Organizer 1: Liz Woolery, Center for Democracy & Technology
Speaker 1: Emma Llanso, Civil Society, Western European and Others Group (WEOG)
Speaker 2: Liz Woolery, Civil Society, Western European and Others Group (WEOG)
Speaker 3: Gregory Nojeim, Civil Society, Western European and Others Group (WEOG)
Break-out Group Discussions - 60 Min
Interventions in this session will be primarily audience-driven. The purpose of the session is to give participants an opportunity to work through examples of difficult content moderation questions, develop their own questions and criteria for evaluating content, and hear from other participants about what kinds of considerations matter most to them. The interactive polling feature will help to demonstrate the consensus, or lack thereof, in the room and has proven effective at drawing participants into discussion about why they arrive at different conclusions.
Because the bulk of the interventions in this interactive session will be audience-driven, the session will be well poised to reflect the diversity of IGF participants. The session is explicitly non-normative--there is no "right" answer about how to respond to the various examples--and the purpose of the session is to identify the broad range of considerations that individuals from different backgrounds consider relevant to content moderation determinations. The examples of flagged posts that participants will evaluate will also reflect a variety of diversity of scenarios, including multilingual content and the crucial role of understanding local context in determining whether posts violate a platform's TOS.
We will ensure that all content of the session, including the examples and the polling, is accessible to persons with disabilities.
This interactive breakout session will engage all participants in active discussions about difficult questions in content moderation. Building on a session that CDT ran at the "Content Moderation at Scale" conference in Washington, DC in May 2018, this session will feature a variety (8-10) examples of challenging/problematic content that reflect key contemporary issues, including hate speech, harassment, doxxing/personal information, terrorist propaganda, nudity and sexuality, impersonation, and disinformation/fake news. Participants will be presented with a "flagged" post or account and a relevant content policy/Terms of Service provision for a fictional social network, and will have 90 seconds to discuss, in small breakout groups, how they would resolve the issue. Participants will then be asked to register their decision in an online poll. After working through half of the examples, the organizers will facilitate a plenary discussion of the poll results and invite participants to explain how and why they arrived at their decision.
From experience running this sort of session, we anticipate that different participants will come to different conclusions based on a variety of rationales, and the examples will be framed to present genuinely difficult decisions--there will not be a list of "right" answers to the poll. The small group discussion and polling feature will give all participants a better understanding of how content moderation decisions actually play out in practice (including the challenge of making difficult decisions in a short time frame).

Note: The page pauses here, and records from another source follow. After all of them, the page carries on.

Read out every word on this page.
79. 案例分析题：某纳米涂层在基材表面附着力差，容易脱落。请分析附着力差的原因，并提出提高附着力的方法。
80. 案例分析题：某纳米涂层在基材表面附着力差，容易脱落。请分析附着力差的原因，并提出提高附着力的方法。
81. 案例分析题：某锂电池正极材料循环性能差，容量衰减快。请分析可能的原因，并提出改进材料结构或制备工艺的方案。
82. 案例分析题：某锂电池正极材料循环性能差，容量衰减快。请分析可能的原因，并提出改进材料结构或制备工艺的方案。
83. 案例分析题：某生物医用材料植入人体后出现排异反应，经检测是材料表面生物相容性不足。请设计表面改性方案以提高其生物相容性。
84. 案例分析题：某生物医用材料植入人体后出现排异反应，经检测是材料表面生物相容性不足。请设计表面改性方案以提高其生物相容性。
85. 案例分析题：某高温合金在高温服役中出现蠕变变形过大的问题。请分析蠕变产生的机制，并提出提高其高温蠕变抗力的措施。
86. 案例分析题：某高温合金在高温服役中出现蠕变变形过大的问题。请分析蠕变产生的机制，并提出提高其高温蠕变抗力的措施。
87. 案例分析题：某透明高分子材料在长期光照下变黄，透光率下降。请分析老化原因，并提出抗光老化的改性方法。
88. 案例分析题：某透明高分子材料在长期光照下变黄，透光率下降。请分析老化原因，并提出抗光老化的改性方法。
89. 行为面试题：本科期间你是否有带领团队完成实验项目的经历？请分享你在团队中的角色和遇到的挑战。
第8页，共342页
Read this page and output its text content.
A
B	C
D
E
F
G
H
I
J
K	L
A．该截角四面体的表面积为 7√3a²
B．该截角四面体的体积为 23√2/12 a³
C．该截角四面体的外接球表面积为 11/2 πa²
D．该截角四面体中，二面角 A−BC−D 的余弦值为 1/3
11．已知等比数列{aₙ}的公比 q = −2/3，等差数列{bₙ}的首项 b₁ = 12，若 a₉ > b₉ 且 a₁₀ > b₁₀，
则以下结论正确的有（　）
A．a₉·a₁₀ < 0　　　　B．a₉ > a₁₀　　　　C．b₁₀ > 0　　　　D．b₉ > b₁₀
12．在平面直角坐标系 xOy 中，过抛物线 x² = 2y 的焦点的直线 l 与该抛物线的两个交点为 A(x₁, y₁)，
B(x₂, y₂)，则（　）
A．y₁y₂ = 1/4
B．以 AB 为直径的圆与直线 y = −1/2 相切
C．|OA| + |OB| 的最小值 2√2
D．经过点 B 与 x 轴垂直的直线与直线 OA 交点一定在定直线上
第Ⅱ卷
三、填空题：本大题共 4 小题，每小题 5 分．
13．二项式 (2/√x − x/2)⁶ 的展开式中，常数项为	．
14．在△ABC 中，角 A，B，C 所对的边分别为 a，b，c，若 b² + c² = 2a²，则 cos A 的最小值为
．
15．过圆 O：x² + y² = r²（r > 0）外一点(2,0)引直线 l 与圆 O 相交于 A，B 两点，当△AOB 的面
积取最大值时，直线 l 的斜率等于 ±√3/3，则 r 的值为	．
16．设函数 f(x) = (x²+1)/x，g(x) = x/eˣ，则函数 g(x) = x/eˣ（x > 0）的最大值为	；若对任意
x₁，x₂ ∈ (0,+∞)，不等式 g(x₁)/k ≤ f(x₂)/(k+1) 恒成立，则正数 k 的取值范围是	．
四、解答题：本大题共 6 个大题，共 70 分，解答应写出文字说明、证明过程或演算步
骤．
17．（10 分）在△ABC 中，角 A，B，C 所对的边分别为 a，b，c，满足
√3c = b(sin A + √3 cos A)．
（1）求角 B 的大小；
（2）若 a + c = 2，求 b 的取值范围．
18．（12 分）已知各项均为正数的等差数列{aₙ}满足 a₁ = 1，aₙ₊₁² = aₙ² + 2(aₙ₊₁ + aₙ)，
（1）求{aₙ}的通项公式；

And the large group discussion will generate a list of important considerations for platforms, moderators, policy makers, and users to take into account when thinking about content moderation, platform responsibility, and user empowerment.
The timeline for the session will be:
Intro to the exercise - 5 min
First set of examples, small group discussion and polling - 10 min
Plenary discussion - 15 min
Second set of examples, small group discussion and polling - 10 min
Plenary discussion - 15 min
Conclusions/Wrap-up - 5 min
The majority of this interactive session is dedicated to participant engagement. We will use the breakout format to enable participants to discuss each example of flagged content in small groups; the quick pace of examples encourages lively discussion and the cue to vote in the online poll directs conversation toward concrete outcomes. During the plenary discussions, the moderator will quickly review each example and the poll results will be displayed; discussion will then be opened to participants to describe why they voted they way they did. (The moderator will also be prepared to raise key questions and issues that each example is designed to raise, if these topics do not come up in the plenary discussion. But it has been our experience that participants in this type of session are highly engaged and eager to explain their perspectives.)
Content moderation on social media platforms is an issue that underpins a huge range of Internet public policy discussions today. This session is designed to give participants the opportunity to discuss how content moderation on UGC platforms actually works, to identify key issues and considerations that should guide moderators' decisions, and to discuss the merits and drawbacks of different approaches to moderation.
This interactive session is designed to enable robust online participation. The session content will be available in the form of a shared slide deck and the online polling feature will be accessible to remote participants. We will encourage online participants to engage in the breakout discussions by participating in the chat function and the online moderator will help facilitate that discussion. We will also encourage online participants to weigh in during the plenary discussions as we review the results of the poll.